Given the two were from different parties, I was curious as to why Lincoln would choose a man like Johnson from the opposing party when running for reelection. In addition, I'm curious as to why Lincoln would choose Johnson out of all available Democrats.


5 Answers 5


There were electoral and administrative reasons for Lincoln to balance the ticket with a Democrat. He did legitimately fear that he might lose the election to McClellan, and Lincoln would do what it took to win. Lincoln did not much respect McClellan at this point. Furthermore, the Democrats had endorsed a peace plank at their convention. Thus Lincoln was willing to balance his ticket with a Southern Democrat in order to ensure that the Democrat's didn't win the election outright and compromise the war effort and his war aims.*

There was also an administrative consideration. In 1864, it was time for Lincoln's administration to consider how to integrate the South back into the Union. The South had seceded in part because the Republicans (with exclusively Northern support) had been elected to the presidency. The Republicans knew that Reconstruction would be easier if they could claim some support from the South. Lincoln signaled his leniency and willingness to welcome the South back into the fold by (temporarily) renaming his party the "National Unity Party" and selecting a Southern Democrat as a running mate.

Why Johnson? Well, he was from Tennessee for one thing. Lincoln was beginning to undertake the wartime reconstruction of occupied southern states, including Tennessee. If Tennessee were smoothly integrated back into the Union, it would provide Southern states with evidence of Lincoln's sincere lack of interest in retribution. From this perspective, Johnson's selection is an extension of the rhetorical approach Lincoln took in his Second Inaugural ("With malice toward none...").

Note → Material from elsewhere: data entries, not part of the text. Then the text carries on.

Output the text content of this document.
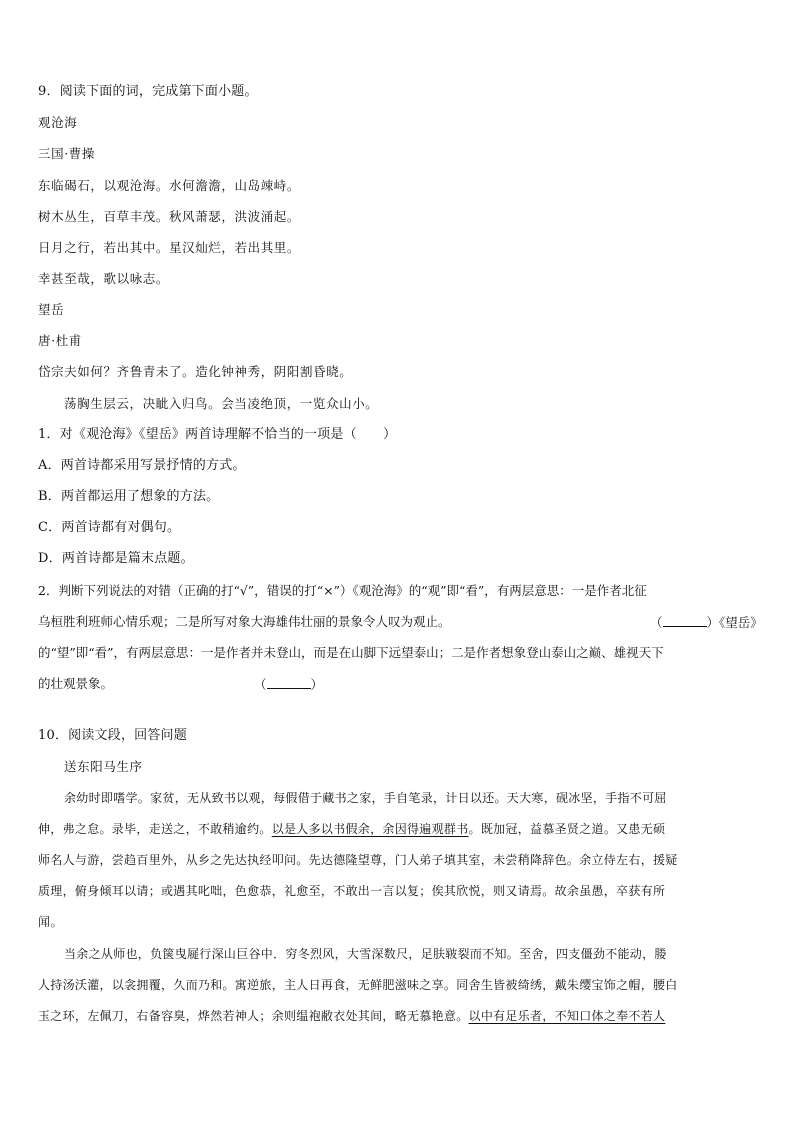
9．阅读下面的词，完成第下面小题。
观沧海
三国·曹操
东临碣石，以观沧海。水何澹澹，山岛竦峙。
树木丛生，百草丰茂。秋风萧瑟，洪波涌起。
日月之行，若出其中。星汉灿烂，若出其里。
幸甚至哉，歌以咏志。
望岳
唐·杜甫
岱宗夫如何？齐鲁青未了。造化钟神秀，阴阳割昏晓。
荡胸生层云，决眦入归鸟。会当凌绝顶，一览众山小。
1．对《观沧海》《望岳》两首诗理解不恰当的一项是（　　）
A．两首诗都采用写景抒情的方式。
B．两首都运用了想象的方法。
C．两首诗都有对偶句。
D．两首诗都是篇末点题。
2．判断下列说法的对错（正确的打“√”，错误的打“×”）《观沧海》的“观”即“看”，有两层意思：一是作者北征
乌桓胜利班师心情乐观；二是所写对象大海雄伟壮丽的景象令人叹为观止。	（	）《望岳》
的“望”即“看”，有两层意思：一是作者并未登山，而是在山脚下远望泰山；二是作者想象登山泰山之巅、雄视天下
的壮观景象。	（	）
10．阅读文段，回答问题
送东阳马生序
余幼时即嗜学。家贫，无从致书以观，每假借于藏书之家，手自笔录，计日以还。天大寒，砚冰坚，手指不可屈
伸，弗之怠。录毕，走送之，不敢稍逾约。以是人多以书假余，余因得遍观群书。既加冠，益慕圣贤之道。又患无硕
师名人与游，尝趋百里外，从乡之先达执经叩问。先达德隆望尊，门人弟子填其室，未尝稍降辞色。余立侍左右，援疑
质理，俯身倾耳以请；或遇其叱咄，色愈恭，礼愈至，不敢出一言以复；俟其欣悦，则又请焉。故余虽愚，卒获有所
闻。
当余之从师也，负箧曳屣行深山巨谷中．穷冬烈风，大雪深数尺，足肤皲裂而不知。至舍，四支僵劲不能动，媵
人持汤沃灌，以衾拥覆，久而乃和。寓逆旅，主人日再食，无鲜肥滋味之享。同舍生皆被绮绣，戴朱缨宝饰之帽，腰白
玉之环，左佩刀，右备容臭，烨然若神人；余则缊袍敝衣处其间，略无慕艳意。以中有足乐者，不知口体之奉不若人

Also, Johnson seemed like a good choice on paper. He was experienced:

In terms of sheer political experience, few men have seemed more qualified for the Presidency than Andrew Johnson. Beginning as a Greenville, Tennessee, alderman in 1829, he held office almost continuously, rising to the state legislature and Congress , serving two terms as governor, and in 1857 entering the Senate. Even more than Lincoln, Johnson gloried in the role of tribune of the common man. Both in Washington and the rough -and-tumble world of Tennessee stump speaking, his speeches lauded “honest yeomen” and thundered against the “slaveocracy”— a “pampered, bloated, corrupted aristocracy.”

He was tough on rebellion (though this was not an unambiguous positive):

After the Union capture of Nashville early in February 1862, Lincoln appointed Andrew Johnson military governor. Johnson’s decision to remain in the Senate after Tennessee seceded had made him a national symbol of what both he and the Republican North supposed to be a legion of courageous Southern Unionists. Having risen to prominence in the Democratic party, Johnson now found himself heading a Union movement composed largely of former Whigs. He quickly won their admiration and outraged secessionists by removing Nashville’s mayor and city council for refusing to take an oath of allegiance. When, shortly thereafter, a supporter of the Confederacy won election as circuit judge, Johnson ordered his arrest and appointed his rival to the office. Johnson soon took to using the phrase that won him a national reputation for Radicalism: “Treason must be made odious and traitors punished.”

But Johnson turned out to have no political touch. Needless to say, history might have been pretty different if Lincoln had chosen someone else.

* It should be noted that the parties weren't always so concerned with ideological congruence between candidates. Every Whig to win an election died in office and was replaced with someone ideological dissimilar: William Henry Harrison and John Tyler; Zachary Taylor and Millard Fillmore. And if you count Lincoln (a former Whig), that's 3 for 3. It's an incredible streak of bad luck.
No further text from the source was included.